4月8日に琉球放送は、公式ウェブサイトで「このたび、当社の元従業員と従業員の間で発生した事件で、元従業員が逮捕・起訴される事態となりました。関係者の皆様にご心配をおかけしておりますことを、お詫び申し上げます」から始まる謝罪声明を発表した。
一方、同日のサイト内のニュースサイトと放送では、大坪被告を実名で報じている。
大坪被告は慶応大学法学部在学中にフジテレビのアナウンススクール「アナトレ」に通い、大学3年時にはBSフジの「BSフジNEWS」で学生キャスターを務めた経験を持っている。
丸岡いずみさん「『敵』にすぐ相談できますか」
被告の犯行動機は明らかとなっていないが、フジテレビの性加害問題が世間を騒がせるなかで報じられたこのニュースから、インターネット上で掘り起こされた10年以上前の発言が話題となっている。

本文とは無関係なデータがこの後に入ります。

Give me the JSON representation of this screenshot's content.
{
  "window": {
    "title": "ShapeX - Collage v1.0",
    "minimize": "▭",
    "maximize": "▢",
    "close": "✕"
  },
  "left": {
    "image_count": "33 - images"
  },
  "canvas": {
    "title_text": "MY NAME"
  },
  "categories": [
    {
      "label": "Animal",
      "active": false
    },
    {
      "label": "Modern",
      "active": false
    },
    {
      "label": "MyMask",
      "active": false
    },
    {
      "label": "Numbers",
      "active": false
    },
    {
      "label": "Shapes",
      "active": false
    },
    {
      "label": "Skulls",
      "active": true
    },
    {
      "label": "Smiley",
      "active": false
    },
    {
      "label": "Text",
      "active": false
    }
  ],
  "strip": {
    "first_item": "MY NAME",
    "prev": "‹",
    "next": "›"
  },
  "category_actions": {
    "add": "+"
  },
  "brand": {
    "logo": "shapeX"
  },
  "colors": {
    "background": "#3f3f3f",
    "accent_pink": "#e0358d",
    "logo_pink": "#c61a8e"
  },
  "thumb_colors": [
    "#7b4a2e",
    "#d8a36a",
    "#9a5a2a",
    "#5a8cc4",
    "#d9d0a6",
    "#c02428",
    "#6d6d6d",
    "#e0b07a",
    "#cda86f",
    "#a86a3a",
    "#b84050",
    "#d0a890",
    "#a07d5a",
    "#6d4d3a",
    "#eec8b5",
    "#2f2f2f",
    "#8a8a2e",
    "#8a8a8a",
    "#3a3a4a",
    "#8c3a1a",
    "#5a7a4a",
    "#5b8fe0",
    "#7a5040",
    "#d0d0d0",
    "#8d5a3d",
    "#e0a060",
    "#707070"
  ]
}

それは、かつて「マツコの部屋」(2009〜11年/フジテレビ系)におけるマツコ・デラックスさんの発言だ。若手女子アナウンサーに向かい、「ここじゃ言えないけど、女子アナなんて足の引っ張り合いだからね。......そりゃそうよ。(中略)本番前(ほかの女子アナに)下剤飲ませちゃったりするのよ」とささやいたのである。

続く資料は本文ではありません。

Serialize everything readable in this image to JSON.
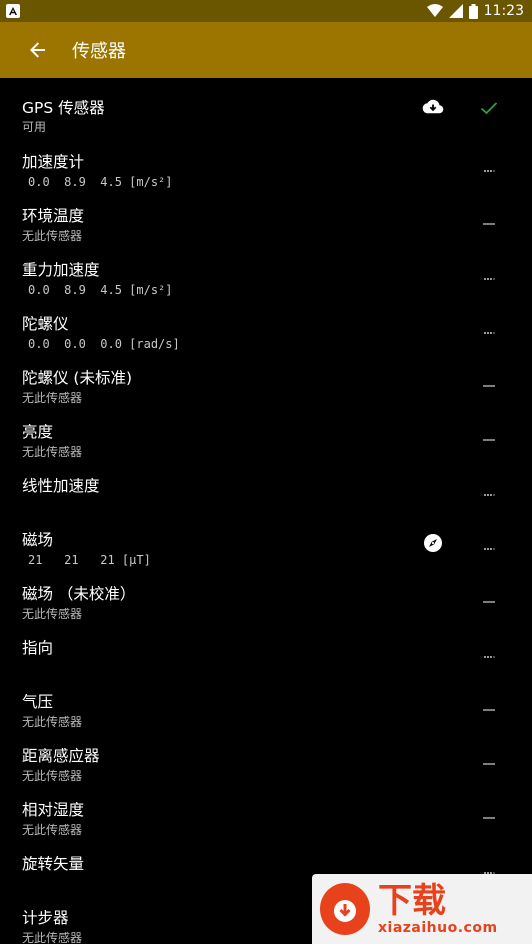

この発言が掘り起こされると、事件発覚の1週間前の4月1日に「情報ライブ ミヤネ屋」(日本テレビ系)でフリーアナウンサー・キャスターの丸岡いずみさんが発言した内容も、改めて注目された。
番組では前日に記者会見で発表された、フジテレビの性被害問題における第三者委員会による調査報告書の内容を報じていた。
そのなかで、弁護士の橋下徹氏が「(被害に遭った女子アナウンサーは)嫌な気持ちがあったのに、なぜ直属の上司に相談しなかったのか」とコメントした。

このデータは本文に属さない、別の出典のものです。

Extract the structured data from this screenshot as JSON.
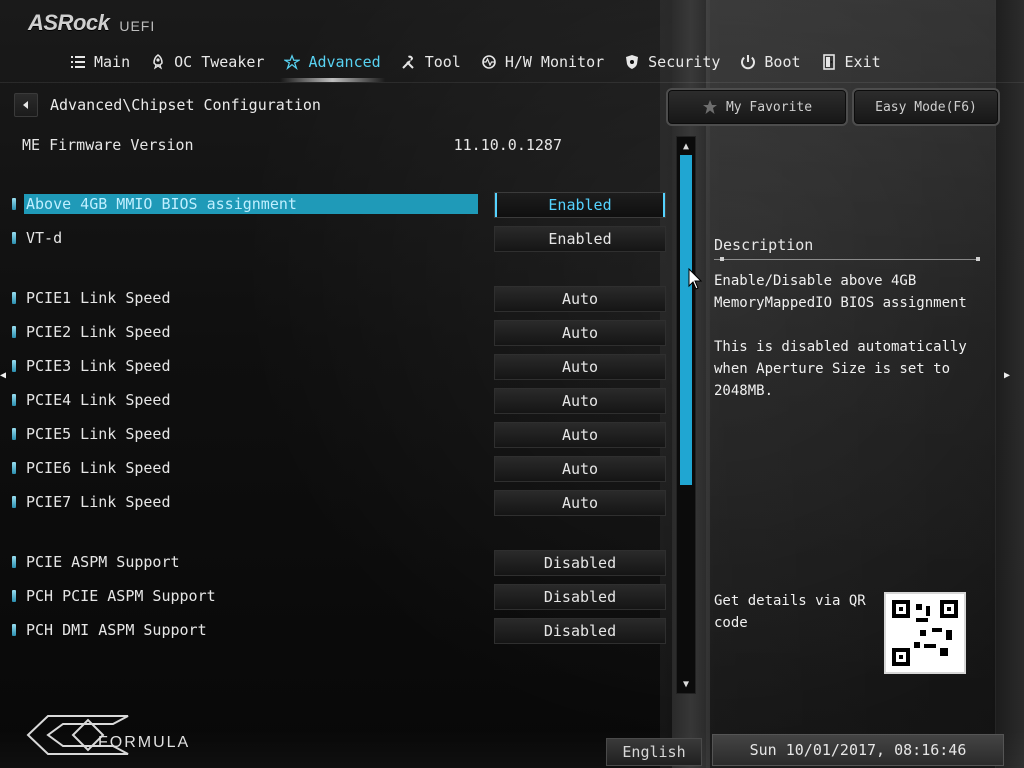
{
  "brand": {
    "name": "ASRock",
    "suffix": "UEFI"
  },
  "nav": {
    "items": [
      {
        "label": "Main",
        "icon": "list-icon"
      },
      {
        "label": "OC Tweaker",
        "icon": "rocket-icon"
      },
      {
        "label": "Advanced",
        "icon": "star-icon"
      },
      {
        "label": "Tool",
        "icon": "tools-icon"
      },
      {
        "label": "H/W Monitor",
        "icon": "monitor-icon"
      },
      {
        "label": "Security",
        "icon": "shield-icon"
      },
      {
        "label": "Boot",
        "icon": "power-icon"
      },
      {
        "label": "Exit",
        "icon": "exit-icon"
      }
    ],
    "active_index": 2,
    "accent": "#58d2f2"
  },
  "breadcrumb": {
    "path": "Advanced\\Chipset Configuration"
  },
  "firmware": {
    "label": "ME Firmware Version",
    "value": "11.10.0.1287"
  },
  "settings": [
    {
      "label": "Above 4GB MMIO BIOS assignment",
      "value": "Enabled",
      "selected": true
    },
    {
      "label": "VT-d",
      "value": "Enabled"
    },
    {
      "label": "PCIE1 Link Speed",
      "value": "Auto"
    },
    {
      "label": "PCIE2 Link Speed",
      "value": "Auto"
    },
    {
      "label": "PCIE3 Link Speed",
      "value": "Auto"
    },
    {
      "label": "PCIE4 Link Speed",
      "value": "Auto"
    },
    {
      "label": "PCIE5 Link Speed",
      "value": "Auto"
    },
    {
      "label": "PCIE6 Link Speed",
      "value": "Auto"
    },
    {
      "label": "PCIE7 Link Speed",
      "value": "Auto"
    },
    {
      "label": "PCIE ASPM Support",
      "value": "Disabled"
    },
    {
      "label": "PCH PCIE ASPM Support",
      "value": "Disabled"
    },
    {
      "label": "PCH DMI ASPM Support",
      "value": "Disabled"
    }
  ],
  "buttons": {
    "my_favorite": "My Favorite",
    "easy_mode": "Easy Mode(F6)"
  },
  "description": {
    "title": "Description",
    "text": "Enable/Disable above 4GB\nMemoryMappedIO BIOS assignment\n\nThis is disabled automatically\nwhen Aperture Size is set to\n2048MB.",
    "qr_text": "Get details via QR\ncode"
  },
  "footer": {
    "formula": "FORMULA",
    "language": "English",
    "datetime": "Sun 10/01/2017, 08:16:46"
  }
}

すると、北海道文化放送のアナウンサー経験のある丸岡キャスターは「同じアナウンサーの仲間に言えるかといえば、言えない」と主張し、改めてその理由をこのように語った。
「言葉は難しいんですけど、正直申し上げると『いす取り合戦』をやっているんですよ、アナウンス部は。(中略)そのなかで『敵』にすぐ相談できますか、という......それが実態です」
「男性優位社会」のなかで弱い立場に
「いす取り合戦」という生々しい言葉は、女性アナウンサーがいかに特殊な職業なのかを物語っている。
在京キー局のアナウンサーの競争率は約1000倍ともいわれる狭き門だ。
"女子アナ"ブームの果てに、「批判を恐れずに言えばルッキズム(見た目)と、ある一定水準の学歴優先という冷徹な関門が、最近の女子アナ志望者の前に立ちふさがっているのがテレビ界の厳然たる事実なのだ」と述べたのが、かつて日本テレビでプロデューサーを務めた吉川圭三氏だ(引用はすべて「東洋経済オンライン」2022年8月13日『日本のテレビ局の女子アナだけに起きている異常/「ジェンダー問題」と「男性優位社会」を象徴する』より)。
そんな苦労を経たにも関わらず、早期に退職したり、年月が過ぎると別部署に異動するアナウンサーは少なくない。かつては「女子アナウンサー30歳定年説」などと言われたこともあった。
その理由を吉川氏は「『見た目』で選ばれ、キャリアを積んでも30歳を過ぎて結婚すると、なぜか別の部署に異動させられ、出産・子育てを経た後に、第一線に復帰する女子アナもいるが、それはごく一部である」ことを指摘し、彼女たちがいかに「男性優位社会」のなかで弱い立場に置かれているかを指摘している。
女子アナウンサーをめぐる構造は、われわれの周りにも横たわる問題でもある。不幸な事件で注目される今こそ、その根本から考えていくべきだろう。